Payments will be even more pivotal for airlines post-pandemic says Vojin Rakonjac from Endava
The journey that a payment takes from an airline passenger to an airline company involves many steps, but it is probably the singular most important factor in the process for both parties – in fact, it will be even more pivotal when the travel industry returns to full capacity post-pandemic.
Airlines have complex payment processes that occur across various sales channels, devices, countries, currencies, payment instruments and intermediaries.
“Optimising payment infrastructure and preventing revenue loss means removing barriers that affect both the airline’s bottom-line and the customer experience”
Similar to flights themselves, payment data has a long way to travel before it reaches its final destination. It is passed from customers to airlines, from airlines to third parties and corresponding payment processors, and finally, funds are transferred to the acquiring banks. Behind every transaction, there is a delicate orchestration of steps and routes that the payment must take.
Every decision on this route not only directly impacts an airline’s revenue, where an ineffective turn represents an additional cost, but could also be the difference between a passenger making or abandoning a purchase.
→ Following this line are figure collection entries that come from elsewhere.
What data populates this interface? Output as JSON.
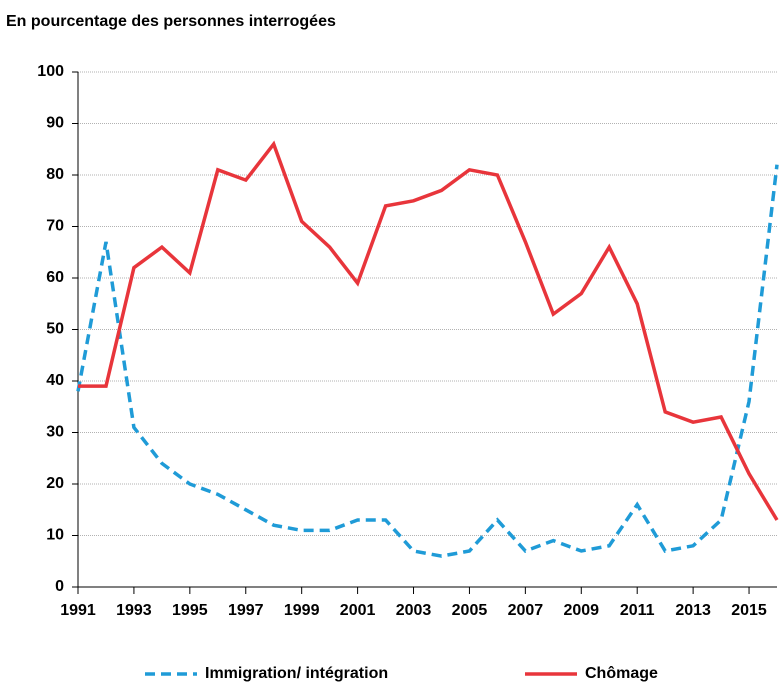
{
  "chart_data": {
    "type": "line",
    "title": "En pourcentage des personnes interrogées",
    "x": [
      1991,
      1992,
      1993,
      1994,
      1995,
      1996,
      1997,
      1998,
      1999,
      2000,
      2001,
      2002,
      2003,
      2004,
      2005,
      2006,
      2007,
      2008,
      2009,
      2010,
      2011,
      2012,
      2013,
      2014,
      2015,
      2016
    ],
    "series": [
      {
        "name": "Immigration/ intégration",
        "color": "#1f9bd7",
        "dash": true,
        "values": [
          38,
          67,
          31,
          24,
          20,
          18,
          15,
          12,
          11,
          11,
          13,
          13,
          7,
          6,
          7,
          13,
          7,
          9,
          7,
          8,
          16,
          7,
          8,
          13,
          36,
          82
        ]
      },
      {
        "name": "Chômage",
        "color": "#e8353b",
        "dash": false,
        "values": [
          39,
          39,
          62,
          66,
          61,
          81,
          79,
          86,
          71,
          66,
          59,
          74,
          75,
          77,
          81,
          80,
          67,
          53,
          57,
          66,
          55,
          34,
          32,
          33,
          22,
          13
        ]
      }
    ],
    "xlim": [
      1991,
      2016
    ],
    "xticks": [
      1991,
      1993,
      1995,
      1997,
      1999,
      2001,
      2003,
      2005,
      2007,
      2009,
      2011,
      2013,
      2015
    ],
    "ylim": [
      0,
      100
    ],
    "yticks": [
      0,
      10,
      20,
      30,
      40,
      50,
      60,
      70,
      80,
      90,
      100
    ],
    "grid": true
  }
}
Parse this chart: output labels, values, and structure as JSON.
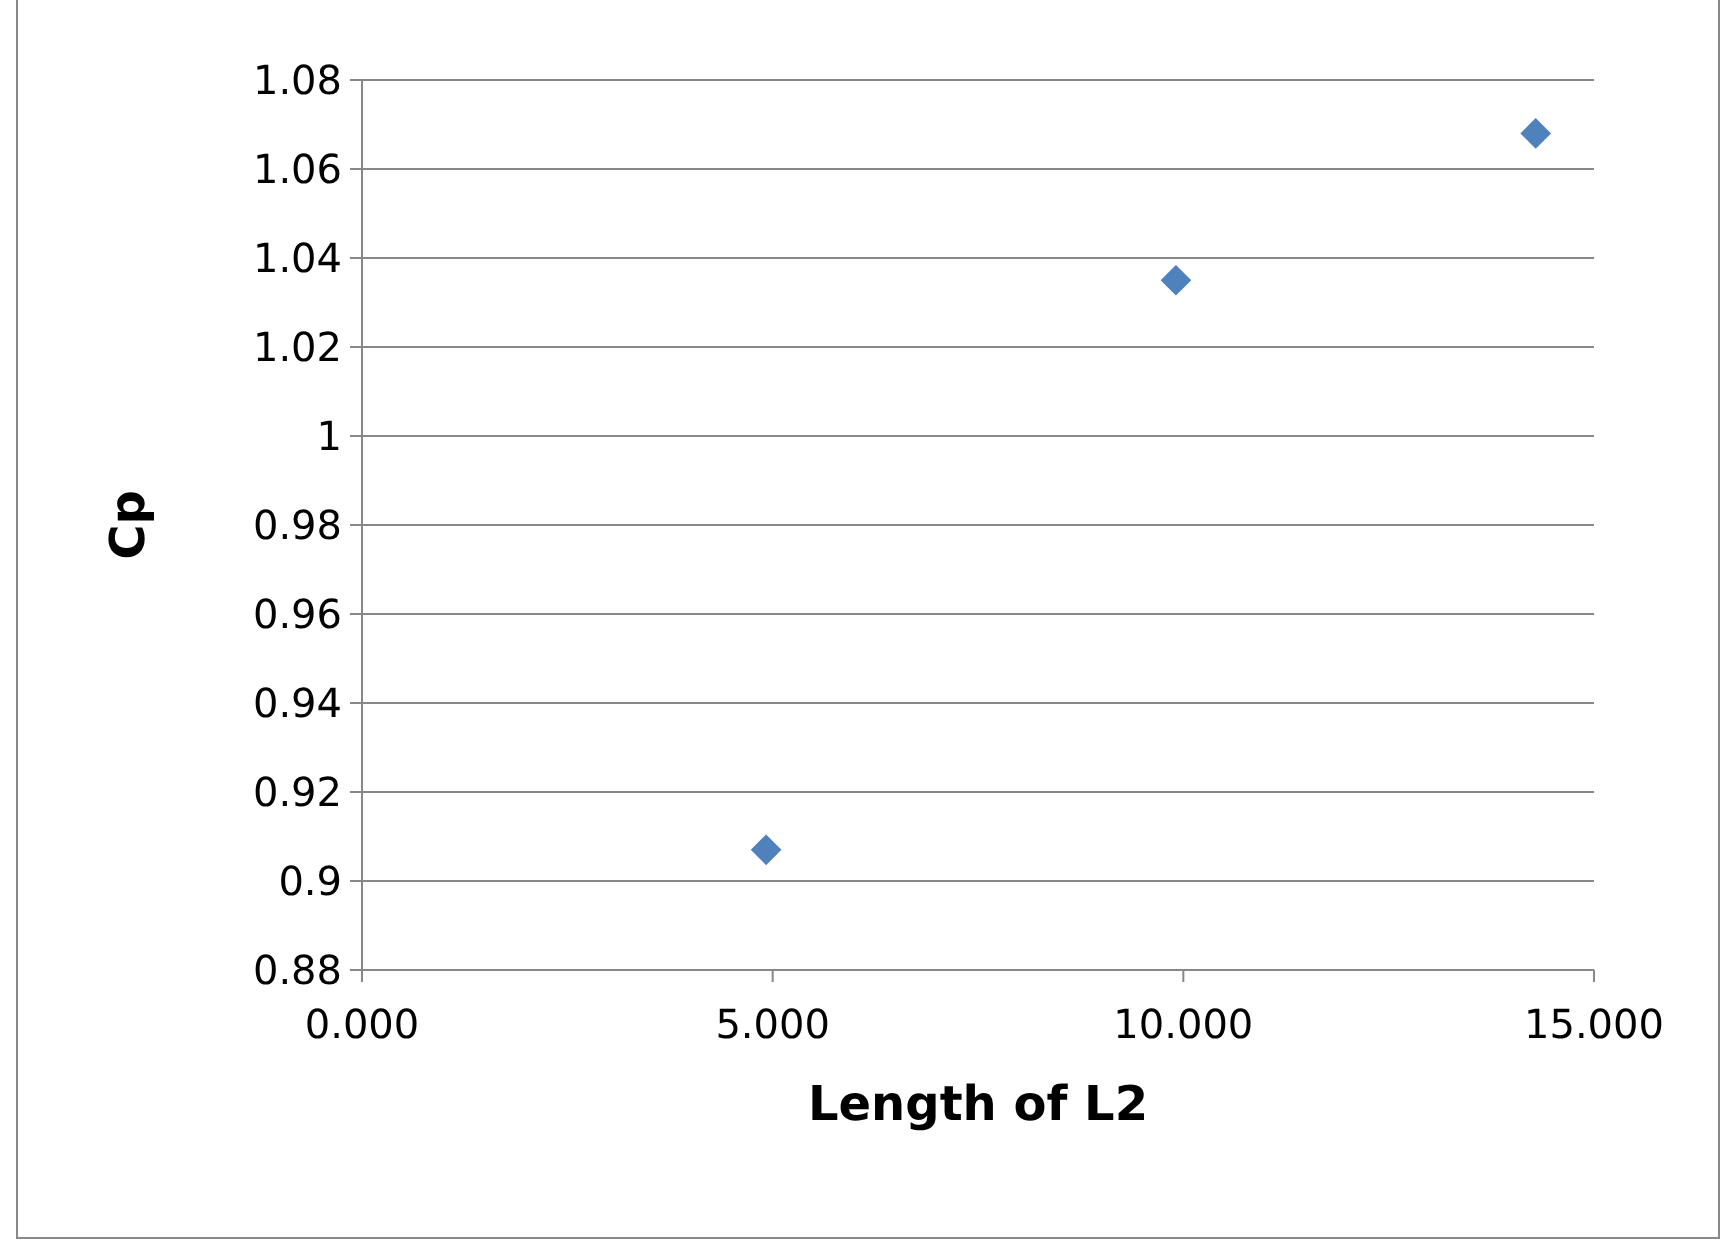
{
  "chart_data": {
    "type": "scatter",
    "xlabel": "Length of L2",
    "ylabel": "Cp",
    "x": [
      4.92,
      9.91,
      14.29
    ],
    "series": [
      {
        "color": "#4f81bd",
        "values": [
          0.907,
          1.035,
          1.068
        ]
      }
    ],
    "xlim": [
      0,
      15
    ],
    "xticks": [
      {
        "value": 0,
        "label": "0.000"
      },
      {
        "value": 5,
        "label": "5.000"
      },
      {
        "value": 10,
        "label": "10.000"
      },
      {
        "value": 15,
        "label": "15.000"
      }
    ],
    "ylim": [
      0.88,
      1.08
    ],
    "yticks": [
      0.88,
      0.9,
      0.92,
      0.94,
      0.96,
      0.98,
      1,
      1.02,
      1.04,
      1.06,
      1.08
    ],
    "grid": "y",
    "marker": "diamond"
  }
}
Optimising payment infrastructure and preventing revenue loss means removing barriers that affect both the airline’s bottom-line and the customer experience. Customers are most interested in payment options which are simple, fast, and familiar – delivering a frictionless checkout process. On the other hand, an airline needs to guarantee safety and cost-efficiency by honoring regulations such as payment card industry security standards, preventing fraudulent activities and guaranteeing connectivity to processors that enable better acceptance rates and lower fees for them.
So how can airlines make sure that their payments processes work for their passengers and their business post-pandemic? Check out our 5 top tips below.
- Provide more payment options
Payment transactions are short in duration compared to the total amount of time an airline’s customer spends traveling. But these moments count. If a customer wants to make a payment and an airline can’t support their preferred method, revenue is lost. It is important that these payment methods are accessible and that the passenger has the choice to pay how they want. For example, when Finnair introduced Alipay for in-cabin payments, sales increased by 200%.
- Streamline the process
Revenue opportunities are lost if there are too many steps in the payment process or a customer is redirected multiple times to 3rd party websites. Furthermore, if there is technical downtime with either the airline, processor or the acquirer, a customer will abandon the payment and probably won’t return – another example of an uncompleted payment and lost revenue. Nowadays, people also like to make purchases at their own convenience and often using mobile devices – therefore, having a mobile-friendly platform or a downloadable app makes good business sense and could open up new opportunities to drive growth.
- Secure the payments path
Firstly, you need to be aware of potential fraudsters. It’s proven that the airline industry loses $1.4 billion per year just on fraud. Different PSPs have different systems and rules that are associated with fraud and yield different results. The airline industry has specific customer needs and airlines should consider having an in-house solution for their tailored requirements. And what about data hijackers? They will take advantage of airlines exchanging sensitive data with business partners and providers. While PCI regulates these paths, it is an airline’s responsibility to make them safe. If a data breach occurs, this can be costly for… financially and reputationally. Hence why partnering with a tokenisation provider is beneficial. They enable airlines to pass sensitive data to partners through their gateways, taking full financial liability in case of stolen data and helping to secure this process.
- Variety is also key for airlines
If a payment can’t be processed, an airline should have another processor. If not, everything stops until this is resolved. And remember, not all PSPs are equal. Some can offer greater acceptance in specific regions or better commercial agreements than their competitors. The “Toll” to be paid will be different depending on the route taken. A customer’s geographic location causes a transformation of all payments into local transactions, eliminating cross-border and currency conversion fees for international transactions. Simply having an option to choose between multiple providers and acquirers guarantees a better negotiation position in terms of who gets your business.
- Track all transactions
Even if payment instructions are sent and the payment is processed, the journey doesn’t end there. You need to ensure that nothing is lost along the way. This means that all fees and transactions are captured and matched to reconciliation/settlement files from the processor/acquirer. Airlines allocate resources to write-offs in case of mismatched financial records.
Having more payment instruments and more processors increases the chances of mismatches occurring as there are more contracts, fee types and documents that require cross-referencing. Airlines should store as much transactional data as possible to be able to track this more precisely. Having an automated engine that collects different types of reconciliation reports and automatically maps them to internal financial records lowers the number of write-offs and ensures that airlines pay only their obligated fees.
As well as choosing payment providers that can guarantee better deals for specific countries or regions, and generating additional revenue through more acceptance, lower fees and less write-offs, airlines can ensure an enhanced and potentially more profitable customer experience with the right payment routes.
While there are many steps to consider, airlines can make payments work for both their passengers and their bottom lines when widespread travel recommences.